We can’t use ordinary ssh-agent with keys managed by GPG. We must use gpg-agent with SSH support enabled. To enable it, we add enable-ssh-support line to ~/.gnupg/gpg-agent.conf. While we’re here, it’s also worthy to change the default times for keys caching (i.e. time in which gpg-agent won’t ask as for the password). After all our changes it should look more-less like this:

enable-ssh-support

default-cache-ttl 180800
max-cache-ttl 180800
default-cache-ttl-ssh 180800
max-cache-ttl-ssh 180800

Next, we must actually run gpg-agent:

$ unset SSH_AGENT_PID
$ agent_sock=$(gpgconf --list-dirs agent-socket)
$ export GPG_AGENT_INFO=${agent_sock}:0:1
$ export SSH_AUTH_SOCK=$(gpgconf --list-dirs agent-ssh-socket)
$ gpg-connect-agent updatestartuptty /bye

It’s best to add these lines to your session startup scripts (like ~/.xsessionrc). If you’re using Debian, there’s a good chance that your OS already does this part somewhere in /etc/X11/Xsession.d. If you’re using Wayland, run them before your compositor starts.

Adding Key to GPG Agent

GPG Agent automatically manages keys listed in ~/.gnupg/sshcontrol, whithout need to add them with ssh-add. You need to add the keygrip of your key here (see gpg2 --list-keys from New Subkey step).

If you still want to use ordinary SSH keys along the GPG ones, you should add them once with ssh-add, which should automatically update sshcontrol file with their keygrips.

Next, we should restart gpg-agent to apply the changes, for example by running gpg-connect-agent /bye, or systemctl restart gpg-agent.service gpg-agent.socket, if you happen to manage gpg-agent with systemd.

Exporting Public Keys

Some tools and configuration files, like ~/.ssh/config, require ordinary public keys. It’s possible to get them with gpg2 --export-ssh-key <key id> > ~/.ssh/gpg.pub.

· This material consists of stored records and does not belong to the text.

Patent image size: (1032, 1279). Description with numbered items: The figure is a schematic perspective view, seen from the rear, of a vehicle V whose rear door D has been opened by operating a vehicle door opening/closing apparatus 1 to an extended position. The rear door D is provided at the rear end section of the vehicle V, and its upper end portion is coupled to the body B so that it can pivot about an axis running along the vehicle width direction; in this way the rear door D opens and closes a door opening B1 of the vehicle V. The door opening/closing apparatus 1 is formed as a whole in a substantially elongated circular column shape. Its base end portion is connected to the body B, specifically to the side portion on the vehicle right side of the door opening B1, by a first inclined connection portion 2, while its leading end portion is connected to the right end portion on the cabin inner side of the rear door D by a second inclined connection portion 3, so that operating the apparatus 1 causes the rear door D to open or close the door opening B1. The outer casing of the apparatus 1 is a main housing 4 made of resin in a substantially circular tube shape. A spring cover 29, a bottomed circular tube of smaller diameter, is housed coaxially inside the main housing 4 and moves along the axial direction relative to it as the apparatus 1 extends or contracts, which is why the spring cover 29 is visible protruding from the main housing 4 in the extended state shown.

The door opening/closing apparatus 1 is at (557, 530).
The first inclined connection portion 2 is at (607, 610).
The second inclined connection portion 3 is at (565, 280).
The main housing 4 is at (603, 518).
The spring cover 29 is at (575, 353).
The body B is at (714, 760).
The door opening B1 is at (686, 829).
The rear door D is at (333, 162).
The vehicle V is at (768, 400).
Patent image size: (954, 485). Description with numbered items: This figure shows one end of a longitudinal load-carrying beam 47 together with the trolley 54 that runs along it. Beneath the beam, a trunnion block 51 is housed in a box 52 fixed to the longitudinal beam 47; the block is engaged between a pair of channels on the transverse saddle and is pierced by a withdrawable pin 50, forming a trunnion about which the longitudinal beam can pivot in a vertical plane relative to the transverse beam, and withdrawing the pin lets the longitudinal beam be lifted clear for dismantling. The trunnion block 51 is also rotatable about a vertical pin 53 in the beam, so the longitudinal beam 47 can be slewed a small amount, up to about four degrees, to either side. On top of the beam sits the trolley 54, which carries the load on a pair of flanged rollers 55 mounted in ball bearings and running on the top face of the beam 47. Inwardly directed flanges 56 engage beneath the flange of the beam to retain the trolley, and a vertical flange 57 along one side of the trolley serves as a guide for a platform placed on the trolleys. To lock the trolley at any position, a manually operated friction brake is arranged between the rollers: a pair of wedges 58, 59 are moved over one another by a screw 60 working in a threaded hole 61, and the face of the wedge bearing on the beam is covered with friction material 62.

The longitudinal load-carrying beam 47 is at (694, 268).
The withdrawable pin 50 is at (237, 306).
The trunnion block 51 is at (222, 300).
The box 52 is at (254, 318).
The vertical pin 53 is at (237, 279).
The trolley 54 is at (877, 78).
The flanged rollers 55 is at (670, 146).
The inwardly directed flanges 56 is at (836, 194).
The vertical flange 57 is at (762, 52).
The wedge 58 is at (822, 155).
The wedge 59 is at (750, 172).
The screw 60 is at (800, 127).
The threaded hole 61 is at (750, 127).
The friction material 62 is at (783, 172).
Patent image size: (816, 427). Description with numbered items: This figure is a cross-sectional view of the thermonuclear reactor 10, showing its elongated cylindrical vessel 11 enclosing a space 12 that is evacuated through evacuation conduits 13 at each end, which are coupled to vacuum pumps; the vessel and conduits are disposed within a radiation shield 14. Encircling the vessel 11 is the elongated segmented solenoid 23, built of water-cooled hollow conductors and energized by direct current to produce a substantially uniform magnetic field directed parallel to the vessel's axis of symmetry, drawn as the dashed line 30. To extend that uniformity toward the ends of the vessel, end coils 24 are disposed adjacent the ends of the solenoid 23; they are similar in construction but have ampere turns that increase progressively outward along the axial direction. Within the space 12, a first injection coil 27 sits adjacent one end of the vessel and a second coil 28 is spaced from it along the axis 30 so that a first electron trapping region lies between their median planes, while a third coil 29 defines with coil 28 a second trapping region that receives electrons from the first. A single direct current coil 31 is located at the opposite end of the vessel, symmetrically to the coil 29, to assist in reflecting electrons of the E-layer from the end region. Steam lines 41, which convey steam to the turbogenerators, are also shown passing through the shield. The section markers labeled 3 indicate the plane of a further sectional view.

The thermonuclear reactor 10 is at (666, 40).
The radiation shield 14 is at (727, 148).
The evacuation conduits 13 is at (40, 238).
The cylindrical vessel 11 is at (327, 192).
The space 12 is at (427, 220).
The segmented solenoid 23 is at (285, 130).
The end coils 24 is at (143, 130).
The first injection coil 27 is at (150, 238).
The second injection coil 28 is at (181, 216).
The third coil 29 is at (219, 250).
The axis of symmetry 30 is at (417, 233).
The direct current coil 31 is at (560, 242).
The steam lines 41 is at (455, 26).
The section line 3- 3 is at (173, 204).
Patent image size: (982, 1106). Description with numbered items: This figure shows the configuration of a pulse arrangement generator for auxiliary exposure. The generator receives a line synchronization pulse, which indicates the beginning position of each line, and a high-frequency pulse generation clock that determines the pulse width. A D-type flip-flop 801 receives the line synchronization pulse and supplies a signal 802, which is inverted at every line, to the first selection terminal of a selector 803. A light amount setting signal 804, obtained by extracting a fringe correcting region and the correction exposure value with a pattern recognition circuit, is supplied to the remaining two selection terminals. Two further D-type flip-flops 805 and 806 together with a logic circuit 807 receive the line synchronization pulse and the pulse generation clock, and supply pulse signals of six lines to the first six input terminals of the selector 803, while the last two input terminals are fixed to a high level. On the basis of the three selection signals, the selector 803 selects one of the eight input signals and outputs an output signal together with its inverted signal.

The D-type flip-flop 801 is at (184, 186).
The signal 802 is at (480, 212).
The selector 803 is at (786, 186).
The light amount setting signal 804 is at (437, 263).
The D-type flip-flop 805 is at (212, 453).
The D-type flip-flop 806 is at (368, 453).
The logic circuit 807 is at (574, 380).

But here’s a catch: --export-ssh-key exports only the last SSH key. To export a specific key, we must pass its fingerprint, followed by an exclamation mark (see gpg2 --list-keys from New Subkey step on how to get it):

$ gpg2 --export-ssh-key <fingerprint1>! > ~/.ssh/key1.pub
$ gpg2 --export-ssh-key <fingerprint2>! > ~/.ssh/key2.pub

You can confirm that correct key was exported by checking its name (at the end): openpgp:0x<fingerprint-end>, where fingerprint-end arejthe last 8 hexadecimal numbers of full subkey’s fingerprint.

Now we can use it in ~/.ssh/config:

Host localhost
    Hostname 127.0.0.1
    IdentityFile ~/.ssh/gpg.pub
    IdentitiesOnly yes

or we can send it to the remote server with ssh-copy-id:

$ ssh-copy-id -f -i ~/.ssh/gpg.pub ssh.example.com

Notice that we must use -f flag, because we don’t have a private key exported. This can result in more than one copy of the key being installed on the remote system (if you run ssh-copy-id more than once), but it shouldn’t be a problem and you can always edit authorized_keys manually.

Good job, we have configured GPG to handle our SSH needs! Now it’s time for the hardest part: replacing all SSH keys for all online services.